Scheer also repeated his position that the September Canadian Human Rights Tribunal order — which said that Ottawa must compensate First Nations children affected by the on-reserve child welfare system — should undergo a judicial review.
Scheer's spokesman Daniel Schow said in an emailed response to follow-up questions that the Conservative party supports "the principles of reconciliation." His statement said that "those who have been mistreated by government deserve to be compensated by government."
Scheer's position on the issue is similar to that of Liberal Leader Justin Trudeau, who has promised to compensate First Nations children and families hurt by the on-reserve child welfare system.
On Oct. 4, the Trudeau government filed for a judicial review with the Federal Court of Canada challenging the human rights tribunal order. The Liberal government is also seeking a stay of the order. The Trudeau government also argued against compensation before the tribunal last spring.
Justice Canada lawyers said in the October court filings that the tribunal overreached by ordering Ottawa to compensate First Nations children apprehended from their homes and communities through the on-reserve child welfare system, along with some of their parents and grandparents.
NDP would push for public inquiry
Sony Perron, the associate deputy minister of Indigenous Services Canada, said in an affidavit that the order could cost the federal government up to $8 billion.
In 2016, the human rights tribunal found that Ottawa discriminated against First Nations children by underfunding on-reserve child welfare services.
In its Sept. 6 compensation ruling, the tribunal said that Ottawa prioritized financial considerations over the human rights of First Nations children.
The NDP and the Green Party both have said Ottawa should accept the compensation order.
First Nations leaders across the country criticized the Trudeau Liberals for challenging the tribunal order.
Incumbent NDP candidate Charlie Angus said his party would to take the issue further by calling for a national inquiry into the on-reserve child welfare system.
"Children are literally dying, day in and day out. Once they're disappeared into the system, they seem to disappear from even mattering," said Angus, who is running for reelection in the northern Ontario riding of Timmins-James Bay.
"That is why I think an inquiry is needed. We've had inquest after inquest, we've heard report after report, yet the issue remains prevalent in all the northern communities."
In Ontario alone, 102 Indigenous children and youths died between 2013 and 2017 within 12 months after they or their families received services from the child welfare system, according to public data compiled by Ontario's Office of the Chief Coroner through its annual pediatric death review committee reports.
The Aboriginal Peoples Television Network was the first to report on the data.
Mary Ellen Turpel-Lafond, the former child and youth advocate for British Columbia, said in an emailed statement to CBC News that the inquiry idea has merit.

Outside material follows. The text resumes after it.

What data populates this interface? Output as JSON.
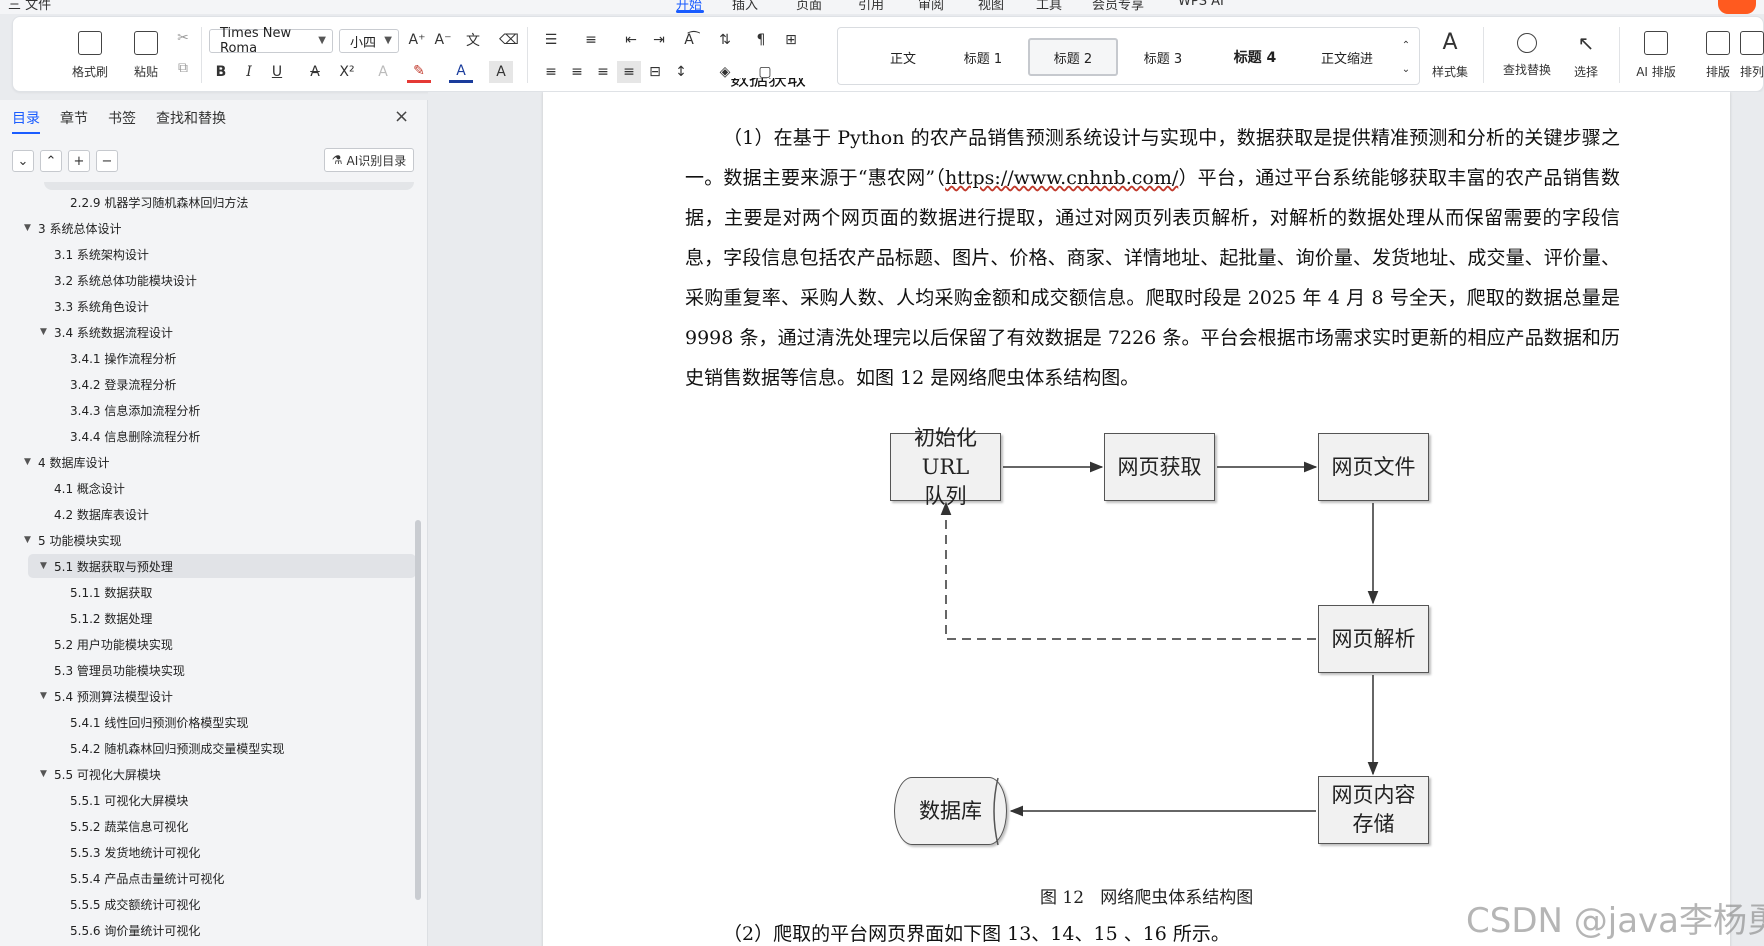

"First, the impact on children of removal is such that their stories should be collected. Second, the deeper causes of harm need to be fully addressed," said Turpel-Lafond, currently the director of the Residential School History and Dialogue Centre at the University of British Columbia.
"Third, the issue of acceptance and support for those taken by the system is a major psychological issue related to trauma. In some cases, they are rejected by their own communities."
Cindy Blackstock, who heads the First Nations Child and Family Caring Society, said she believes the focus should remain on implementing the rulings and orders of the human rights tribunal.
"I think we have the answers needed," said Blackstock, who led the human rights complaint in 2007 that resulted in the tribunal's landmark 2016 ruling.
"What needs to be done is to have the recommendations and legal orders that are on the books implemented."